While we largely completed all of the goals for our project, these goal completion dates were generally separate from our initial planned completion dates. Significant pivots were made which, of course, drastically altered plans. We also experienced some difficulties in the beginning-middle of the semester with different additional responsibilities (school, applications, and others) that made it difficult to effectively push code. This, of course, was followed by significant development happening in the last few weeks leading up to the project completion and presentation.
In addition, the learning curve for Django and HTML for front-end design of the website was quite difficult. Since no one in the team had prior experience with web development, it took longer for us to understand the object-oriented, jargon-laden design of Django, and this undoubtedly delayed our progress on the project. Had we known how to use some of this technology before beginning the project, this project could have been much more extensive. However, we are pleased with our final product, and it accomplishes our basic goals and even more.
There were many things that our group did well in maintaining throughout the project: group-dynamic, loyalty to business motivation, team communication, and setting attainable goals. At no point in the project were there large disagreements between team members, so there was no significant stoppage of work or scatterbrained code implementation. Another strength that was omnipresent within our team was the devotion to the initial product ideology (creating a usable, adaptable, explainable data-processing product). This devotion allowed us to pivot from our initial plan and make a more compelling product for our target customers.
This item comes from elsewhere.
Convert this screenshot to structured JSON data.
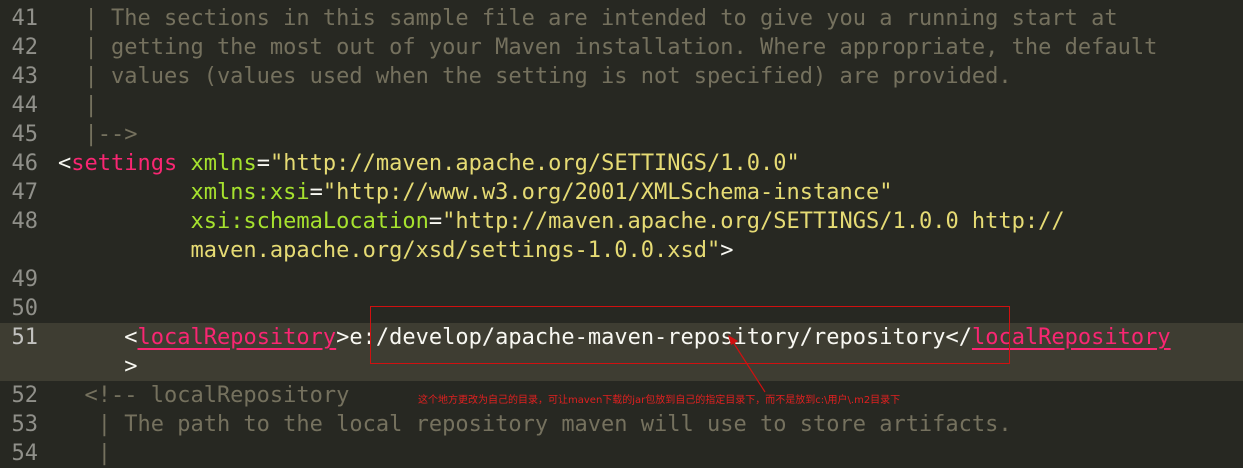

Team communication stayed clear and constant, allowing us to quickly address problems and shift plans as needed. Finally, we set attainable goals which allowed for more clear checkpoints and lowered overall stress levels. In tandem, the strengths of our team throughout the project is what lead to the completion and general success of our project.
There were a few difficulties that made the project more challenging than initially anticipated: siloed work efforts, busy schedules, and occasionally unclear next steps. At the start of our project, the doled out roles left Mr. Hall and Mr. Queen largely responsible for frontend development. Django proved significantly more difficult to pick up than say, the pickup of another object-oriented programming language. By the time they were in the thick of Django, it was unclear whether it would have been worthwhile for Mr. and Ms. Channing to move up the Django learning curve for the purposes of lending a hand. This resulted in additional time being put in by the said Django designers. Another difficulty in project implementation was that, in fact, all of us were quite busy for the meat of the semester with applications, research, internships, other classes, etc. so couldn’t make as significant progress on the project as would have been optimal with a more diverse set of work schedules. Finally, at times, especially as we were pivoting, it was difficult to know what process should be implemented next. This resulted in occasional lack of direction and slowing in commits.
This project can largely be considered a success. In the business sense of creating an easily usable and widely applicable product for SMBs with nonexistent DS Departments, we followed through completely: we have a website that has been tested on ML-uninformed people (our parents) that has good and ~interpretable outputs (PCA, T-SNE, Histograms, Multivariate Linear Regressions). Going forward, if we were to continue the project, our next steps would be to further explain the meaning/output of our existing functions, then implement a variety of predictive tools for different use-cases.